The Bad News: The front door and the transom window above it were due to come in this week. When Jamey, the builder, called on it, he was informed it was on back order. Hmmm, it would have been nice of them to have told us sooner. So...the parade of homes is October 20-23, and the door to the house will not be here until the 28th. I asked if something temporary could be done, and the answer is no. The framing for the door, the transom, and the door itself , plus the stone going around it, all work together and can't be done in a temporary way. My beautiful home has been taken out of the parade of homes for the fall. I was so sad. I was almost getting a house for my birthday on the 23rd. I was looking forward to being able to say that. However, my house will be in the Spring parade of homes, guarenteed. And, I will be able to move in when my house is completed.
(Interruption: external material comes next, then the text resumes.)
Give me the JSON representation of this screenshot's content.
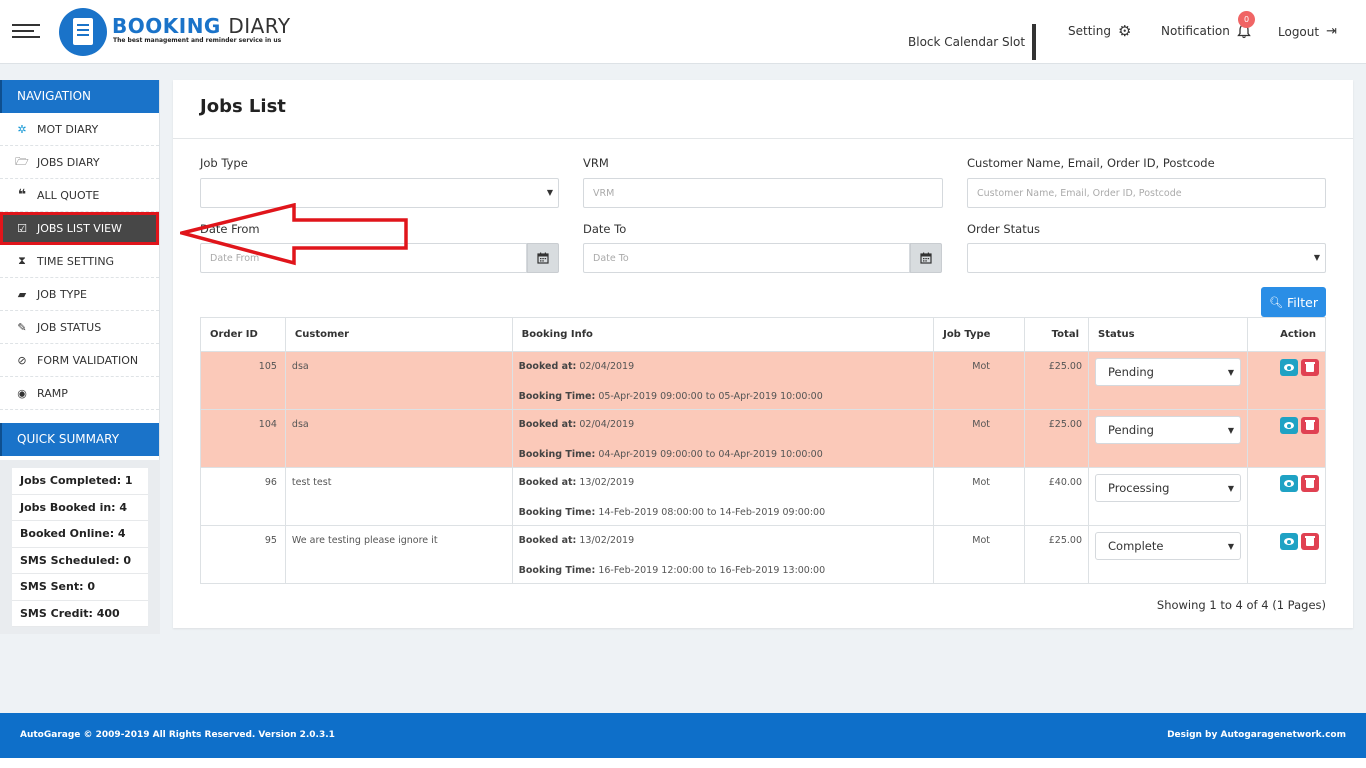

I also still have moments of aching and sadness that I am doing this process alone, without a husband  to share in my trials and joys. Although my friends and family have accompanied me to the house on occasion, mostly its been my journey alone. Like tonight, when I saw the installed maple flooring for the first time. It was just me in the house, saying ooh, and aah.  I wish I could look forward to when "we" will move in, instead of when "I" will move in. I have never had to be this independent before and I am not quite sure what to make of it.